I don’t get it

How comeanarchotyranny
only appears 39 times in the Google index?

UPDATE: Good news: “anarcho-tyranny” appears 15,000 times. Still not enough, but better than 39!

To expand on the topic a little, the expression—however spelled—refers to a state of society in which government goes after nontraditional offenses like racism more vigorously than traditional offenses like theft and assault. It’s an inevitable consequence of post-60s understandings of social justice. The attitudes and connections that constitute a people with generally orderly and moral habits define what it is to be a good member of the community and so define some people out. Since they’re inevitably exclusionary, they are now understood to violate human rights and social morality.

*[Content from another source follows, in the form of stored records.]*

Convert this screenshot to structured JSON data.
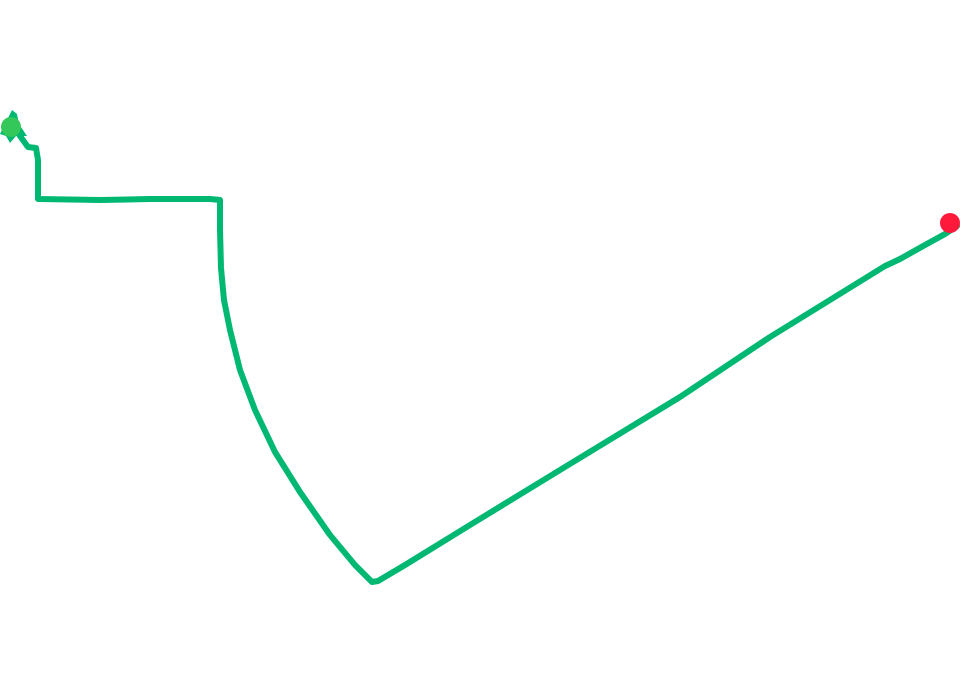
{
  "map": {
    "background_color": "#ffffff",
    "route": {
      "name": "route-track",
      "color": "#00b872"
    },
    "start_marker": {
      "icon": "start-point-marker",
      "color": "#34c759"
    },
    "end_marker": {
      "icon": "end-point-marker",
      "color": "#ff1a3c"
    }
  }
}
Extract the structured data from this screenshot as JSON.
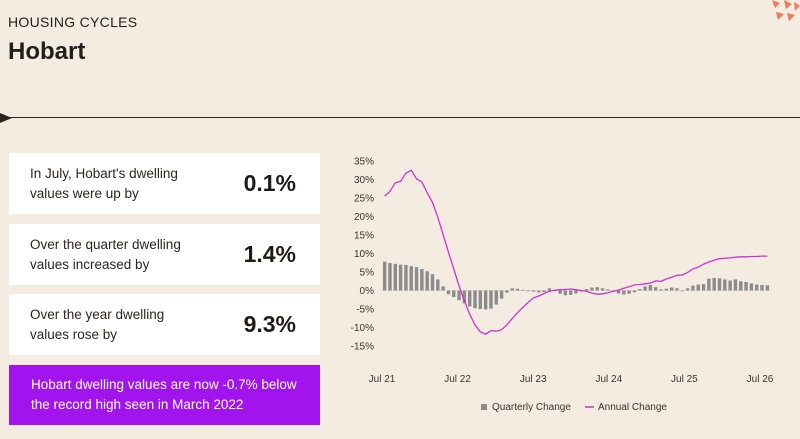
{
  "header": {
    "section_label": "HOUSING CYCLES",
    "title": "Hobart"
  },
  "stats": [
    {
      "label": "In July, Hobart's dwelling values were up by",
      "value": "0.1%"
    },
    {
      "label": "Over the quarter dwelling values increased by",
      "value": "1.4%"
    },
    {
      "label": "Over the year dwelling values rose by",
      "value": "9.3%"
    }
  ],
  "callout": {
    "text": "Hobart dwelling values are now -0.7% below the record high seen in March 2022"
  },
  "colors": {
    "background": "#f4ece1",
    "quarterly_bar": "#8c8c8c",
    "annual_line": "#cc33cc",
    "callout_bg": "#a114ee"
  },
  "chart_data": {
    "type": "bar",
    "title": "",
    "ylim": [
      -15,
      35
    ],
    "yticks": [
      "35%",
      "30%",
      "25%",
      "20%",
      "15%",
      "10%",
      "5%",
      "0%",
      "-5%",
      "-10%",
      "-15%"
    ],
    "xticks": [
      "Jul 21",
      "Jul 22",
      "Jul 23",
      "Jul 24",
      "Jul 25",
      "Jul 26"
    ],
    "legend": [
      "Quarterly Change",
      "Annual Change"
    ],
    "legend_position": "bottom",
    "grid": false,
    "series": [
      {
        "name": "Quarterly Change",
        "type": "bar",
        "values": [
          7.8,
          7.4,
          7.2,
          7.0,
          6.9,
          6.6,
          6.3,
          5.8,
          5.2,
          4.4,
          3.0,
          1.1,
          -1.0,
          -1.8,
          -2.6,
          -3.5,
          -4.3,
          -4.8,
          -5.0,
          -5.1,
          -4.9,
          -3.8,
          -2.2,
          -0.6,
          0.6,
          0.5,
          0.2,
          -0.2,
          -0.3,
          -0.5,
          -0.4,
          0.6,
          -0.2,
          -0.9,
          -1.3,
          -1.2,
          -0.8,
          -0.3,
          0.4,
          0.8,
          0.9,
          0.6,
          0.3,
          -0.4,
          -0.8,
          -1.1,
          -0.9,
          -0.5,
          0.4,
          1.1,
          1.5,
          0.9,
          0.3,
          0.5,
          0.8,
          0.6,
          -0.2,
          0.6,
          1.3,
          1.6,
          1.7,
          3.2,
          3.4,
          3.3,
          3.0,
          2.7,
          3.0,
          2.5,
          2.3,
          1.9,
          1.6,
          1.5,
          1.4
        ]
      },
      {
        "name": "Annual Change",
        "type": "line",
        "values": [
          25.5,
          26.8,
          29.1,
          29.5,
          31.7,
          32.5,
          30.2,
          29.3,
          26.4,
          23.8,
          19.8,
          15.1,
          10.4,
          5.8,
          1.2,
          -2.8,
          -6.4,
          -9.3,
          -11.2,
          -11.8,
          -10.8,
          -11.0,
          -10.6,
          -9.3,
          -7.6,
          -6.0,
          -4.6,
          -3.2,
          -2.0,
          -1.5,
          -0.8,
          -0.2,
          0.1,
          0.2,
          0.3,
          0.4,
          0.2,
          0.0,
          -0.2,
          -0.7,
          -1.0,
          -0.9,
          -0.6,
          -0.2,
          0.1,
          0.6,
          1.0,
          1.5,
          1.6,
          1.8,
          2.0,
          2.6,
          2.5,
          3.1,
          3.6,
          4.1,
          4.2,
          4.9,
          5.8,
          6.3,
          7.1,
          7.7,
          8.2,
          8.6,
          8.7,
          8.8,
          9.0,
          9.1,
          9.1,
          9.2,
          9.2,
          9.3,
          9.3
        ]
      }
    ]
  }
}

Once authoritative public institutions have been taken over by post-60s types the law-abiding and traditionally moral majority therefore becomes the main public enemy and is treated as such. The people has to be destroyed as a people and turned into an aggregation of isolated individuals who carry on all serious aspects of their lives solely through formal public institutions that can be supervised and kept in compliance with social morality as now understood. It’s worth noting that the process has gone farther in countries with a tradition of respect for public authority, like England, than it has in the United States.

3 thoughts on “I don’t get it”

  1. I Don’t Get It
    Dear Fellow Readers,

    Mr. Kalb perhaps has hit accurately on the idea that we are close to or under a tyrannical government. The government imposes the idea that preferring one’s race or culture to another is evil or criminal or both. A single tyrannical pattern does not necessarily mean we live in a tyranny. So we must rejoice and actively oppose to Mr. Kalb’s targets.